The mitred parakeet enjoy eating a wide variety of fruits and seeds they find in orange county.  Photo courtesy of wikimedia.

Q: Is their presence cause an imbalance in our ecosystem?

A: I do not think so.  We are setting out these fruit trees that would not have existed here otherwise and now we have parrots here that would not have existed otherwise and they are both unnatural species that are now present in Southern California.  We have made almost the entire region unnatural so I don’t think there is a problem. The parrots do not appear to interact negatively with any of the native species of birds. Some people thought that they might compete for these holes that can be found in trees where they are found to nest but luckily there are not many other species of birds that can live in the suburbs like the parrots, so there are not any other competitors for these nest holes.

We have indirectly created an almost perfect ecosystem that allows these birds to thrive in Orange County.  Photo courtesy of wikimedia.

Q: Do their numbers appear to be rising, falling, or remaining the same?

A: If anything they are most likely rising.

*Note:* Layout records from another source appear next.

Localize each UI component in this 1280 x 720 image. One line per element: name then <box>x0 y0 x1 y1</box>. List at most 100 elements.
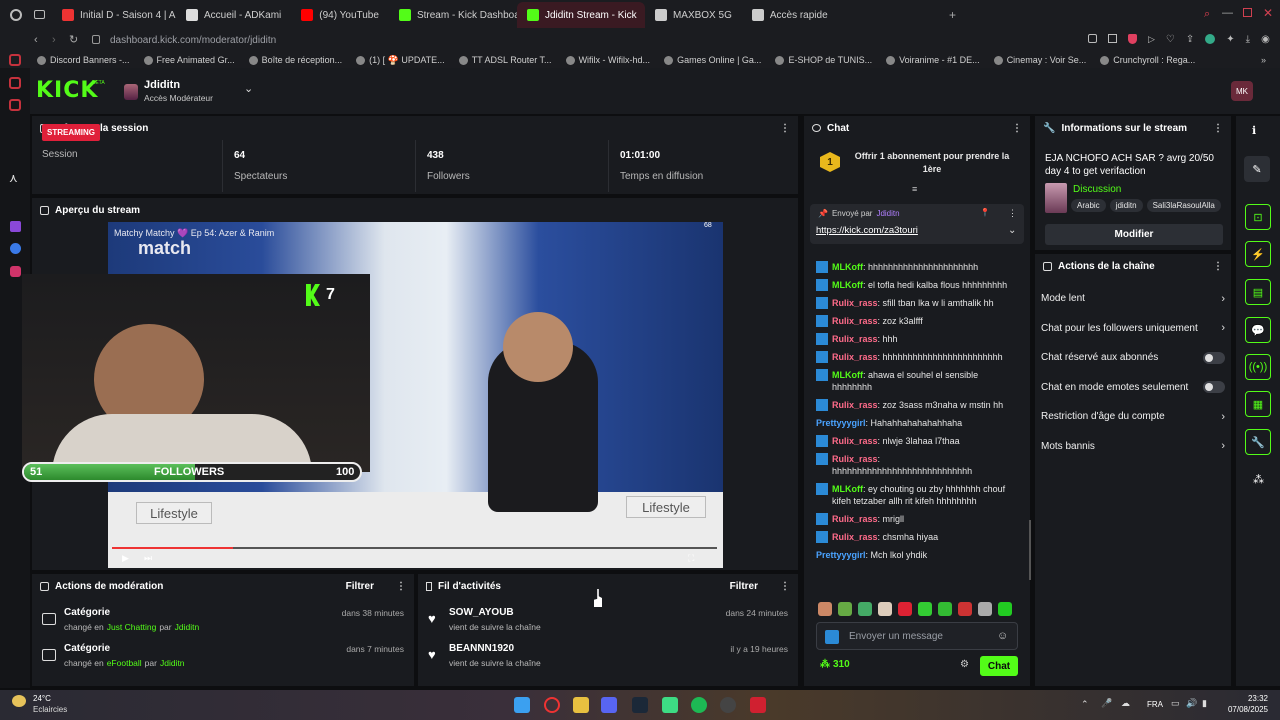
emote-icon[interactable] <box>978 602 992 616</box>
lightning-icon[interactable]: ⚡ <box>1245 241 1271 267</box>
detail-user[interactable]: Jdiditn <box>175 622 200 632</box>
tools-icon[interactable]: 🔧 <box>1245 429 1271 455</box>
clock-date[interactable]: 07/08/2025 <box>1222 705 1268 714</box>
chat-message[interactable]: Rulix_rass: zoz 3sass m3naha w mstin hh <box>802 396 1028 414</box>
browser-tab[interactable]: MAXBOX 5G <box>645 2 742 28</box>
chat-username[interactable]: Rulix_rass <box>832 352 878 362</box>
chat-message[interactable]: MLKoff: ahawa el souhel el sensible hhhh… <box>802 366 1028 396</box>
channel-action-row[interactable]: Mode lent › <box>1035 284 1231 314</box>
onedrive-icon[interactable]: ☁ <box>1121 698 1130 709</box>
bookmarks-overflow-icon[interactable]: » <box>1261 55 1266 65</box>
emoji-picker-icon[interactable]: ☺ <box>997 630 1008 642</box>
sub-expand-icon[interactable]: ≡ <box>912 184 917 194</box>
browser-tab[interactable]: (94) YouTube <box>291 2 389 28</box>
bookmark-item[interactable]: Voiranime - #1 DE... <box>879 55 987 66</box>
reload-icon[interactable]: ↻ <box>69 33 78 46</box>
clock-time[interactable]: 23:32 <box>1228 694 1268 703</box>
weather-desc[interactable]: Eclaircies <box>33 705 67 714</box>
chat-menu-icon[interactable]: ⋮ <box>1012 123 1022 134</box>
session-menu-icon[interactable]: ⋮ <box>780 123 790 134</box>
mic-icon[interactable]: 🎤 <box>1101 698 1112 709</box>
bookmark-item[interactable]: Cinemay : Voir Se... <box>987 55 1094 66</box>
chat-username[interactable]: Prettyyygirl <box>816 418 866 428</box>
volume-icon[interactable]: 🔊 <box>1186 698 1197 709</box>
broadcast-icon[interactable]: ((•)) <box>1245 354 1271 380</box>
browser-tab[interactable]: Initial D - Saison 4 | Anim <box>52 2 176 28</box>
emote-icon[interactable] <box>958 602 972 616</box>
sub-offer[interactable]: Offrir 1 abonnement pour prendre la 1ère <box>850 150 1014 176</box>
chat-username[interactable]: MLKoff <box>832 280 863 290</box>
chat-identity-icon[interactable] <box>825 630 839 644</box>
info-icon[interactable]: ℹ <box>1252 124 1256 137</box>
emote-icon[interactable] <box>998 602 1012 616</box>
taskbar-discord-icon[interactable] <box>601 697 617 713</box>
pencil-icon[interactable]: ✎ <box>1244 156 1270 182</box>
chat-settings-gear-icon[interactable]: ⚙ <box>960 659 969 670</box>
category-name[interactable]: Discussion <box>1073 184 1121 195</box>
detail-user[interactable]: Jdiditn <box>160 658 185 668</box>
chat-username[interactable]: Rulix_rass <box>832 454 878 464</box>
network-icon[interactable]: ▭ <box>1171 698 1180 709</box>
edit-stream-button[interactable]: Modifier <box>1045 224 1223 245</box>
chat-input[interactable]: Envoyer un message ☺ <box>816 622 1018 650</box>
sidebar-opera-icon[interactable] <box>9 54 21 66</box>
pinned-link[interactable]: https://kick.com/za3touri <box>816 225 918 236</box>
chat-username[interactable]: Rulix_rass <box>832 298 878 308</box>
emote-icon[interactable] <box>938 602 952 616</box>
chat-username[interactable]: Rulix_rass <box>832 532 878 542</box>
kick-logo[interactable]: KICK <box>36 78 98 103</box>
channel-action-row[interactable]: Mots bannis › <box>1035 432 1231 462</box>
channel-action-row[interactable]: Chat réservé aux abonnés <box>1035 343 1231 373</box>
bookmark-item[interactable]: Wifilx - Wifilx-hd... <box>559 55 658 66</box>
channel-actions-menu-icon[interactable]: ⋮ <box>1213 261 1223 272</box>
toggle-switch[interactable] <box>1203 351 1225 364</box>
category-thumbnail[interactable] <box>1045 183 1067 213</box>
browser-tab[interactable]: Jdiditn Stream - Kick <box>516 2 645 28</box>
chat-message[interactable]: Rulix_rass: zoz k3alfff <box>802 312 1028 330</box>
taskbar-android-icon[interactable] <box>662 697 678 713</box>
emote-icon[interactable] <box>878 602 892 616</box>
new-tab-icon[interactable]: + <box>949 8 956 22</box>
chat-username[interactable]: Rulix_rass <box>832 316 878 326</box>
pinned-menu-icon[interactable]: ⋮ <box>1008 208 1017 219</box>
chat-message-list[interactable]: MLKoff: hhhhhhhhhhhhhhhhhhhhhh MLKoff: el… <box>802 258 1028 590</box>
unpin-icon[interactable]: 📍 <box>980 208 990 217</box>
qr-scan-icon[interactable]: ⊡ <box>1245 204 1271 230</box>
chat-scrollbar[interactable] <box>1029 520 1031 580</box>
share-connect-icon[interactable]: ⁂ <box>1253 473 1264 486</box>
activity-user[interactable]: BEANNN1920 <box>449 643 514 654</box>
bookmark-item[interactable]: Games Online | Ga... <box>657 55 768 66</box>
forward-icon[interactable]: › <box>52 34 56 46</box>
screenshot-icon[interactable] <box>1088 34 1097 43</box>
vpn-icon[interactable] <box>1205 34 1216 44</box>
sidebar-twitch-icon[interactable] <box>10 221 21 232</box>
chat-username[interactable]: Prettyyygirl <box>816 550 866 560</box>
battery-icon[interactable]: ▮ <box>1202 698 1207 709</box>
activity-row[interactable]: ♥ BEANNN1920 vient de suivre la chaîne il y… <box>418 638 798 674</box>
channel-action-row[interactable]: Chat pour les followers uniquement › <box>1035 314 1231 344</box>
emote-icon[interactable] <box>818 602 832 616</box>
stream-info-menu-icon[interactable]: ⋮ <box>1213 123 1223 134</box>
bookmark-item[interactable]: Crunchyroll : Rega... <box>1093 55 1202 66</box>
taskbar-obs-icon[interactable] <box>720 697 736 713</box>
detail-category[interactable]: Just Chatting <box>107 622 157 632</box>
emote-icon[interactable] <box>838 602 852 616</box>
sidebar-instagram-icon[interactable] <box>10 266 21 277</box>
channel-avatar[interactable] <box>124 84 138 100</box>
chat-message[interactable]: Rulix_rass: nlwje 3lahaa l7thaa <box>802 432 1028 450</box>
chat-message[interactable]: Prettyyygirl: Hahahhahahahahhaha <box>802 414 1028 432</box>
moderation-row[interactable]: Catégorie changé en Just Chatting par Jdidit… <box>32 602 414 638</box>
taskbar-explorer-icon[interactable] <box>573 697 589 713</box>
video-next-icon[interactable]: ⏭ <box>144 553 152 564</box>
taskbar-spotify-icon[interactable] <box>691 697 707 713</box>
shield-icon[interactable] <box>1128 34 1137 44</box>
moderation-menu-icon[interactable]: ⋮ <box>396 581 406 592</box>
chat-username[interactable]: Rulix_rass <box>832 334 878 344</box>
chat-message[interactable]: Prettyyygirl: Mch lkol yhdik <box>802 546 1028 564</box>
bookmark-item[interactable]: (1) [ 🍄 UPDATE... <box>349 55 452 66</box>
taskbar-opera-icon[interactable] <box>544 697 560 713</box>
stream-tag[interactable]: jdiditn <box>1109 199 1143 212</box>
chat-message[interactable]: MLKoff: ey chouting ou zby hhhhhhh chouf… <box>802 480 1028 510</box>
browser-tab[interactable]: Stream - Kick Dashboard <box>389 2 517 28</box>
activity-user[interactable]: SOW_AYOUB <box>449 607 514 618</box>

San Diego also has a population of parrots and in Los Angeles around the Pasadena area there is a huge population of parrots.

Q: Could these parrots be kept as pets?

A: They are just as wild as the ones that are produced in their natural places in South America.  If you raise a nestling from an egg then it will be tame and it will not bite but if you take a wild caught bird and you try to put it in a cage that was raised by its parents in the wild then it will not make a good pet.

Parrots have thrived in Orange County because they have few predators and their big beaks and aggressive nature often deter any hawks that contemplate conscripting them into meals. Photo courtesy of wikipedia.

Parrots from Central and South American have shown an amazing ability to adapt to Orange County. Photo courtesy from wikimedia.

Q: Do they have any predators?

A: Not a lot here because in the city and the suburbs there are not as many raptors, hawks, and falcons that would normally try to eat them.  It is a pretty good situation for them from that standpoint. Parrots are pretty nasty birds to try to tangle with anyway because they have a tendency to bite.  They have a big bill that makes them pretty dangerous. They have fewer predators here than they would normally have in their natural habitat.